October 04, 2012 10:18am PT by Eriq Gardner
Actress Demands Probe of IMDb's 'Misuse' of Personal Info
Last year, actress Huong Hoang set off a firestorm by anonymously suing the Internet Movie Database for revealing her age. She got much sympathy from many in Hollywood, but her case was largely limited to her own personal experience of being identified as an actress in her 40s in an industry that values youth. Hoang's lawsuit didn't go much further in exploring how others have been impacted by iMDb's practice of identifying ages. Until maybe now.
In August, John Dozier, the attorney representing Hoang, suddenly died. Since then, Hoang's new representatives have become more aggressive in the battle against iMDb and its parent company, Amazon.com.
Now, if Hoang's new lawyers get their way, the lawsuit could begin an investigation into how iMDb has allegedly "misused" the personal information of other actors. Further, several Hollywood veterans could be called to testify how iMDb influences casting decisions on movies and TV shows.
In court papers filed in the past couple of weeks, Hoang's newest lawyers, led by Keith Scully at Newman Du Wors, make clear just how poor a job they believe Dozier did.
As reported at the time of Dozier's death, the late attorney fell asleep during one deposition. He also stipulated to exclude Screen Actors Guild deputy national executive director Duncan Crabtree-Ireland's testimony about the impact of iMDb's age disclosures. And against his client's direction, Dozier didn't investigate how other acting professionals had been impacted by iMDb's alleged misuse of personal information to append website bios with ages. Dozier told Hoang this would be a "distraction."
Now, Hoang's newest lawyers want to reopen discovery with a much fuller investigation. They want Crabtree-Ireland's testimony. They also plan to add witnesses to bolster Hoang's claims. One individual they say is already willing to come forward is Gil Junger, the director of 10 Things I Hate About You and many TV shows.
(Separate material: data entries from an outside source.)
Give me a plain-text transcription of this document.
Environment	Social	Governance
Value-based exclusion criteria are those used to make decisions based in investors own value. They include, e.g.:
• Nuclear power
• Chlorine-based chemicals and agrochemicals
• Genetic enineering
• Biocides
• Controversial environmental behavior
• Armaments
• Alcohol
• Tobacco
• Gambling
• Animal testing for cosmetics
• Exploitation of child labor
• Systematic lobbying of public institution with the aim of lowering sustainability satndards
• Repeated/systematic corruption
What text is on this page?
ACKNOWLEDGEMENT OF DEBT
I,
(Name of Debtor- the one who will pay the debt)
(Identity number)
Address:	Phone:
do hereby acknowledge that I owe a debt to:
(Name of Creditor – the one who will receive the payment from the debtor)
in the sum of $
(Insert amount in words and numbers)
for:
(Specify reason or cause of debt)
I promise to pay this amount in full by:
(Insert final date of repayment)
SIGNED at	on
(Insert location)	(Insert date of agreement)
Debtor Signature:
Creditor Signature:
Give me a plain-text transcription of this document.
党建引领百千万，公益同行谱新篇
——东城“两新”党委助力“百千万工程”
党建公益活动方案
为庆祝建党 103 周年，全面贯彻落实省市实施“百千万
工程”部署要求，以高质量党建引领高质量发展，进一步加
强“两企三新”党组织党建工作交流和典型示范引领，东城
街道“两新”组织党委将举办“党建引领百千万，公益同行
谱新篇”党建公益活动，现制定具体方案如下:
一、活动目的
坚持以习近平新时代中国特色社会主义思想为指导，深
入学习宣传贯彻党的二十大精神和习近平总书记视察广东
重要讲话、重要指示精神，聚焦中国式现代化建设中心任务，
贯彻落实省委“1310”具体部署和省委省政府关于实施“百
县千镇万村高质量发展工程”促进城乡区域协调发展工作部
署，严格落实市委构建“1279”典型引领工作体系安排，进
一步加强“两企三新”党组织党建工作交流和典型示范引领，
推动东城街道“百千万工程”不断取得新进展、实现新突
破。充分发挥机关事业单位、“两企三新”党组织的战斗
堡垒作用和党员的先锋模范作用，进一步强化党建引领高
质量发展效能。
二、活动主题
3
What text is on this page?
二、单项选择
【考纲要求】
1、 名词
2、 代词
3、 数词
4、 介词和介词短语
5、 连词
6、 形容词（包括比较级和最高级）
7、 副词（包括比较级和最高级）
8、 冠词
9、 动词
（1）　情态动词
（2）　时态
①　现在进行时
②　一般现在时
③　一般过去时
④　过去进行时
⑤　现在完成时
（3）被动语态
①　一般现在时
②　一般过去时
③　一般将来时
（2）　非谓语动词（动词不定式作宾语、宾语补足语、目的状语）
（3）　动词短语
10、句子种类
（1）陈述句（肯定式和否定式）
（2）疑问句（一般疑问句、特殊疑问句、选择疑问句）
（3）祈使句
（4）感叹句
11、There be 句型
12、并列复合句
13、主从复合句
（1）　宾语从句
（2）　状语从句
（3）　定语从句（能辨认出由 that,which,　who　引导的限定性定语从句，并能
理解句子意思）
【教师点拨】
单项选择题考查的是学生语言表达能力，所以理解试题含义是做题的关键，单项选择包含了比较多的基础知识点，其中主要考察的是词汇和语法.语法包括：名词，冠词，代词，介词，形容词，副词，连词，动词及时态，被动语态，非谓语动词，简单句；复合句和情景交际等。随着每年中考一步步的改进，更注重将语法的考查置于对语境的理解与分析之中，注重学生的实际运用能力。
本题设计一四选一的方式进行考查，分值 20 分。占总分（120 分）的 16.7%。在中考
Other potential witnesses are experts outside of the industry such as Nicole Liska, an economist who will offer a statistical assessment of how to value future earnings in the entertainment industry.
Scully also believes that Dozier could have gone further in his examinations of iMDb executives.
For example, one iMDb employee was asked how many times he used subscriber information to correct or add to iMDb's database.
"I don't recall a number and, actually, I don't recall even doing it in the last year," the iMDb employee testified.
The iMDb employee also admitted that the company uses the website PrivateEye.com for the purposes of adding or correcting to its database.
Scully says this iMDb employee was unprepared by the defendants and "admitted it may have misused other customers' private information in the same manner it misused Hoang's," but he faults Dozier for not following up on it. He wants the judge to allow more discovery.
In reaction, iMDb objects because there was no "excusable neglect" that would warrant further delay. The company also refutes how Hoang's attorneys are characterizing the above deposition, saying the employee's words were "twisted" and that the questions were answered clearly.
"Plaintiff cannot now blame her former counsel for lack of discovery and claim that he acted contrary to her 'express direction' to obtain a fresh start," says Breena Roos, the attorney at Perkins Coie representing iMDb.
Scully responds by telling the judge, "Put bluntly, IMDb asks this Court to find that it is simply tough luck for Hoang that her attorney was terminally ill and unable to make viable decisions. Fortunately for fundamental fairness in our judicial system, that is not the law."
A decision on whether discovery is reopened — and perhaps whether others in Hollywood might be called to testify — should be coming soon.